Sundance Film Festival 2022: TikTok, Boom Director Shalini Kantayya Explores TikTok’s Cultural Impact
Director Shalini Kantayya returns to Sundance with TikTok, Boom, a new documentary centered around TikTok’s vast cultural and global impact. I spoke with Kantayya at Sundance Film Festival 2022 about making the film and what she learned from the Gen Z creators she profiled.
Kantayya was first drawn to TikTok as a means of entertainment during the pandemic and became more invested as the app’s influence grew. “As the plot thickened with TikTok and news of the ban broke, I became really fascinated [with] how a teenage dance app could become the center of a geo-political controversy in this way,” she told me. “It’s the future of where things are going.”
Now every generation coming up is growing up on these platforms.

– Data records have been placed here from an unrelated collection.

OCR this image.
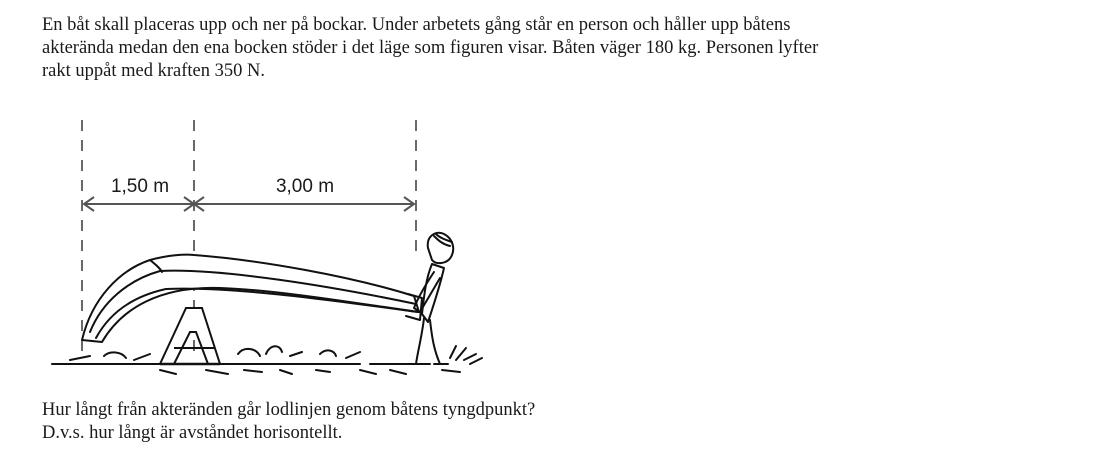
En båt skall placeras upp och ner på bockar. Under arbetets gång står en person och håller upp båtens
akterända medan den ena bocken stöder i det läge som figuren visar. Båten väger 180 kg. Personen lyfter
rakt uppåt med kraften 350 N.
1,50 m	3,00 m
Hur långt från akteränden går lodlinjen genom båtens tyngdpunkt?
D.v.s. hur långt är avståndet horisontellt.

Her main subjects included beatboxer Spencer X and activists Deja Foxx and Feroza Aziz. “I basically looked for people whose lives had changed through the app in one way or another. It was a case where a lot of personal stories intersected really well with the political,” she said. It was refreshing to see the spotlight on a more inclusive group of influencers, as Spencer X is Chinese and Ecuadorian, Foxx is Filipina, and Aziz is Afghani-American. “I think when people [hear about] a TikTok documentary they expect it to be about stars. This really isn’t about that. I think it also has to do with who’s directing and why inclusion matters because it would never occur to me actually to do a film that was just about like the wealthy stars that have been made from the platform.”
The film explores censorship and privacy on TikTok, as well as diving into how social media is changing us at our core. “I discovered a whole new outlook on privacy and online [life] through hanging with so many Gen Z creators because that generation and younger [aren’t] attached to a sense of privacy,” said Kantayya. “They are like, ‘We grew up on these platforms. We were children on them. We’ve made mistakes on these platforms.’ They have a much different relationship to technology because they’re digital natives. I am learning the ways in which our humanity is changing based on this new technology and being the first generation of human beings online. Now every generation coming up is growing up on these platforms.”

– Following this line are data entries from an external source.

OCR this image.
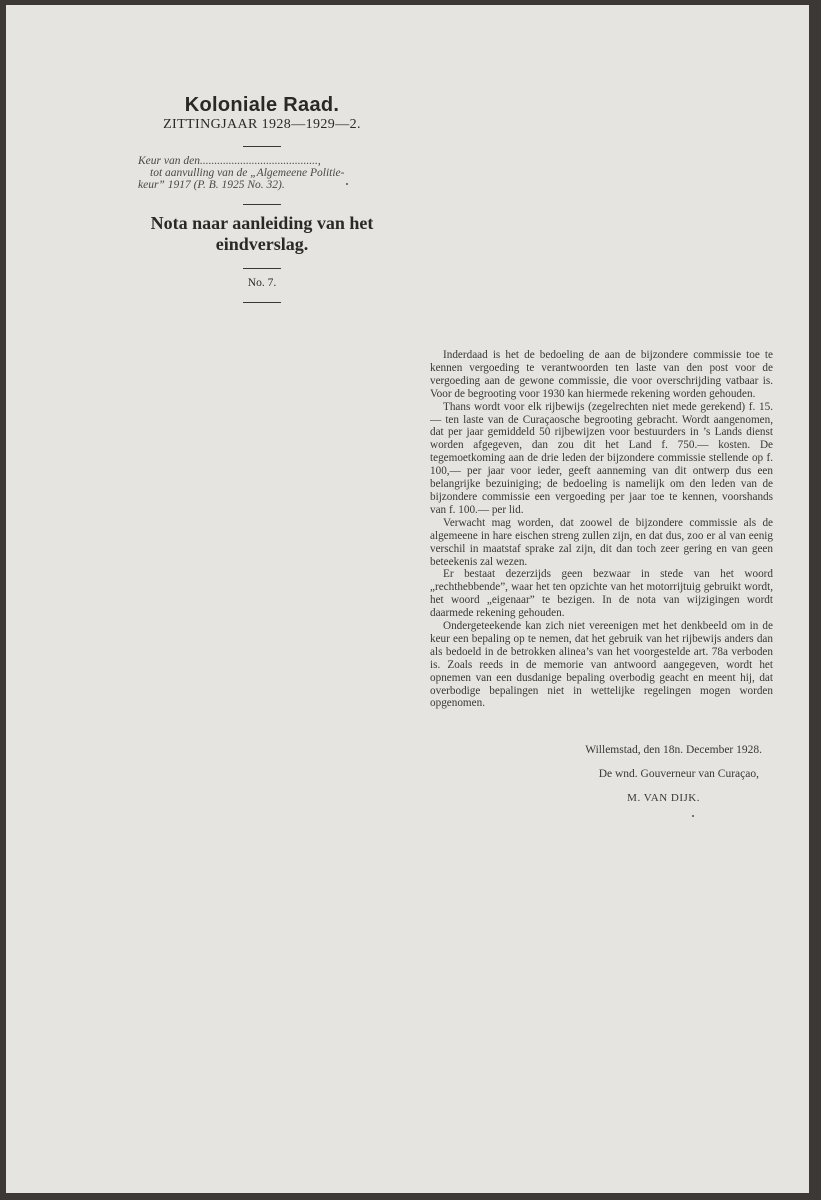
Koloniale Raad.
ZITTINGJAAR 1928—1929—2.
Keur van den.........................................,
tot aanvulling van de „Algemeene Politie-
keur” 1917 (P. B. 1925 No. 32).
Nota naar aanleiding van het
eindverslag.
No. 7.

Inderdaad is het de bedoeling de aan de bijzondere commissie toe te kennen vergoeding te verantwoorden ten laste van den post voor de vergoeding aan de gewone commissie, die voor overschrijding vatbaar is. Voor de begrooting voor 1930 kan hiermede rekening worden gehouden.

Thans wordt voor elk rijbewijs (zegelrechten niet mede gerekend) f. 15.— ten laste van de Curaçaosche begrooting gebracht. Wordt aangenomen, dat per jaar gemiddeld 50 rijbewijzen voor bestuurders in ’s Lands dienst worden afgegeven, dan zou dit het Land f. 750.— kosten. De tegemoetkoming aan de drie leden der bijzondere commissie stellende op f. 100,— per jaar voor ieder, geeft aanneming van dit ontwerp dus een belangrijke bezuiniging; de bedoeling is namelijk om den leden van de bijzondere commissie een vergoeding per jaar toe te kennen, voorshands van f. 100.— per lid.

Verwacht mag worden, dat zoowel de bijzondere commissie als de algemeene in hare eischen streng zullen zijn, en dat dus, zoo er al van eenig verschil in maatstaf sprake zal zijn, dit dan toch zeer gering en van geen beteekenis zal wezen.

Er bestaat dezerzijds geen bezwaar in stede van het woord „rechthebbende”, waar het ten opzichte van het motorrijtuig gebruikt wordt, het woord „eigenaar” te bezigen. In de nota van wijzigingen wordt daarmede rekening gehouden.

Ondergeteekende kan zich niet vereenigen met het denkbeeld om in de keur een bepaling op te nemen, dat het gebruik van het rijbewijs anders dan als bedoeld in de betrokken alinea’s van het voorgestelde art. 78a verboden is. Zoals reeds in de memorie van antwoord aangegeven, wordt het opnemen van een dusdanige bepaling overbodig geacht en meent hij, dat overbodige bepalingen niet in wettelijke regelingen mogen worden opgenomen.

Willemstad, den 18n. December 1928.
De wnd. Gouverneur van Curaçao,
M. VAN DIJK.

Kantayya continued: “My concern is about mental health issues related to being an influencer. That goes even for social media users, not just influencers. All the studies that Facebook was hiding [and how] Instagram is making teenage girls more depressed. I hope that we can get more literate about how this is changing our neurochemistry [and] our attention. What I hope the film does is just broaden our understanding of how these technologies work and how they impact us.”
TikTok as a culture maker is astounding to me.
What surprised Kantayya the most after working on this project was how quickly people are becoming stars on the app. “I was amazed how this is being a new Hollywood and the way in which TikTok is churning out this new generation of stars,” she shared. “TikTok as a culture maker is astounding to me.”